Melalui PMK ini, semua pengajuan Pemberitahuan Pabean Barang Tertentu (PPBT) dilakukan oleh pengangkut secara elektronik. Namun apabila hal tersebut tidak memungkinkan, dapat mengajukan dokumen secara manual.

“Untuk pemeriksaan fisik hanya dilakukan dalam hal tertentu, misalnya ada laporan intelijen, ada dugaan pelanggaran, dan ada pemberitahuan yang tidak sesuai,” ujar dia.

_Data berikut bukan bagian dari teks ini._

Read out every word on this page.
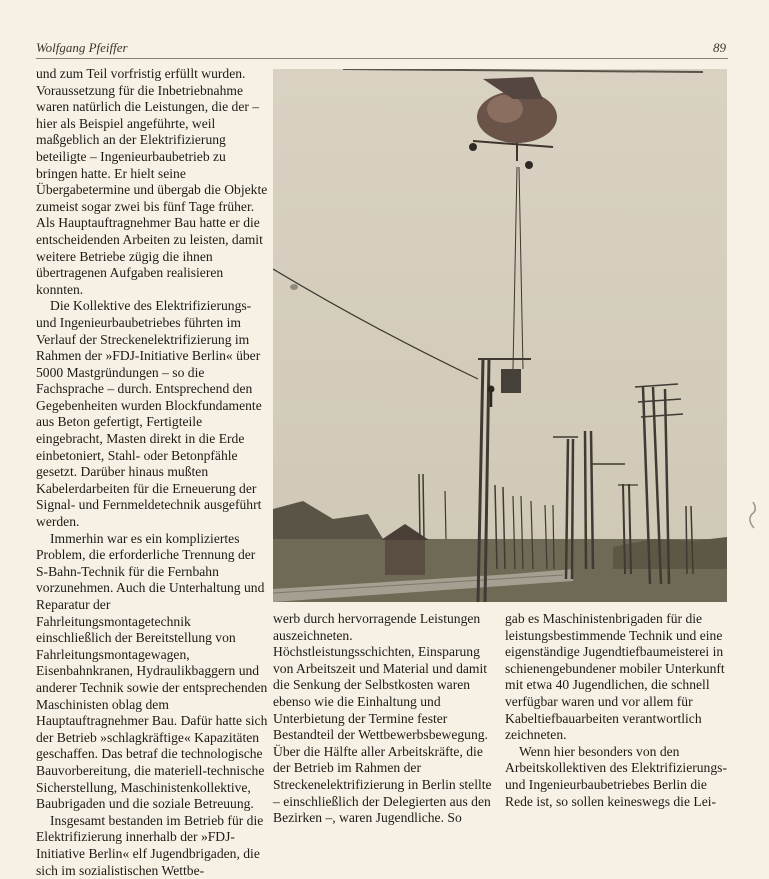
Wolfgang Pfeiffer	89

und zum Teil vorfristig erfüllt wurden. Voraussetzung für die Inbetriebnahme waren natürlich die Leistungen, die der – hier als Beispiel angeführte, weil maßgeblich an der Elektrifizierung beteiligte – Ingenieurbaubetrieb zu bringen hatte. Er hielt seine Übergabetermine und übergab die Objekte zumeist sogar zwei bis fünf Tage früher. Als Hauptauftragnehmer Bau hatte er die entscheidenden Arbeiten zu leisten, damit weitere Betriebe zügig die ihnen übertragenen Aufgaben realisieren konnten.

Die Kollektive des Elektrifizierungs- und Ingenieurbaubetriebes führten im Verlauf der Streckenelektrifizierung im Rahmen der »FDJ-Initiative Berlin« über 5000 Mastgründungen – so die Fachsprache – durch. Entsprechend den Gegebenheiten wurden Blockfundamente aus Beton gefertigt, Fertigteile eingebracht, Masten direkt in die Erde einbetoniert, Stahl- oder Betonpfähle gesetzt. Darüber hinaus mußten Kabelerdarbeiten für die Erneuerung der Signal- und Fernmeldetechnik ausgeführt werden.

Immerhin war es ein kompliziertes Problem, die erforderliche Trennung der S-Bahn-Technik für die Fernbahn vorzunehmen. Auch die Unterhaltung und Reparatur der Fahrleitungsmontagetechnik einschließlich der Bereitstellung von Fahrleitungsmontagewagen, Eisenbahnkranen, Hydraulikbaggern und anderer Technik sowie der entsprechenden Maschinisten oblag dem Hauptauftragnehmer Bau. Dafür hatte sich der Betrieb »schlagkräftige« Kapazitäten geschaffen. Das betraf die technologische Bauvorbereitung, die materiell-technische Sicherstellung, Maschinistenkollektive, Baubrigaden und die soziale Betreuung.

Insgesamt bestanden im Betrieb für die Elektrifizierung innerhalb der »FDJ-Initiative Berlin« elf Jugendbrigaden, die sich im sozialistischen Wettbe-

werb durch hervorragende Leistungen auszeichneten. Höchstleistungsschichten, Einsparung von Arbeitszeit und Material und damit die Senkung der Selbstkosten waren ebenso wie die Einhaltung und Unterbietung der Termine fester Bestandteil der Wettbewerbsbewegung. Über die Hälfte aller Arbeitskräfte, die der Betrieb im Rahmen der Streckenelektrifizierung in Berlin stellte – einschließlich der Delegierten aus den Bezirken –, waren Jugendliche. So

gab es Maschinistenbrigaden für die leistungsbestimmende Technik und eine eigenständige Jugendtiefbaumeisterei in schienengebundener mobiler Unterkunft mit etwa 40 Jugendlichen, die schnell verfügbar waren und vor allem für Kabeltiefbauarbeiten verantwortlich zeichneten.

Wenn hier besonders von den Arbeitskollektiven des Elektrifizierungs- und Ingenieurbaubetriebes Berlin die Rede ist, so sollen keineswegs die Lei-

Dia mengamini masih terdapat potensi kendala yang timbul usai pemberlakuan PMK, seperti kesadaran pemenuhan kewajiban penyampaian PPBT dari pengangkut serta sarana dan prasarana yang tersedia untuk menyampaikan PPBT. Terutama untuk sarana pengangkut yang berasal dari/menuju ke pelabuhan rakyat, mengingat kondisi geografis Indonesia yang merupakan wilayah kepulauan.

Untuk itu, lanjut dia, dibutuhkan dukungan semua pihak, baik internal Bea Cukai, kementerian/lembaga lainnya, maupun pemangku kepentingan agar PMK ini dapat diimplementasikan dengan baik.

“Semoga pelayanan dan pengawasan PPBT dapat berjalan dengan optimal dan tepat sasaran, sehingga mampu mencegah kebocoran penerimaan negara, perbaikan neraca perdagangan, perlindungan SDA dalam negeri, memberikan pedoman dan petunjuk pelaksanaan, serta memberikan kepastian dan kemudahan pelayanan pengguna jasa,” tutur Budi.( wa/ar)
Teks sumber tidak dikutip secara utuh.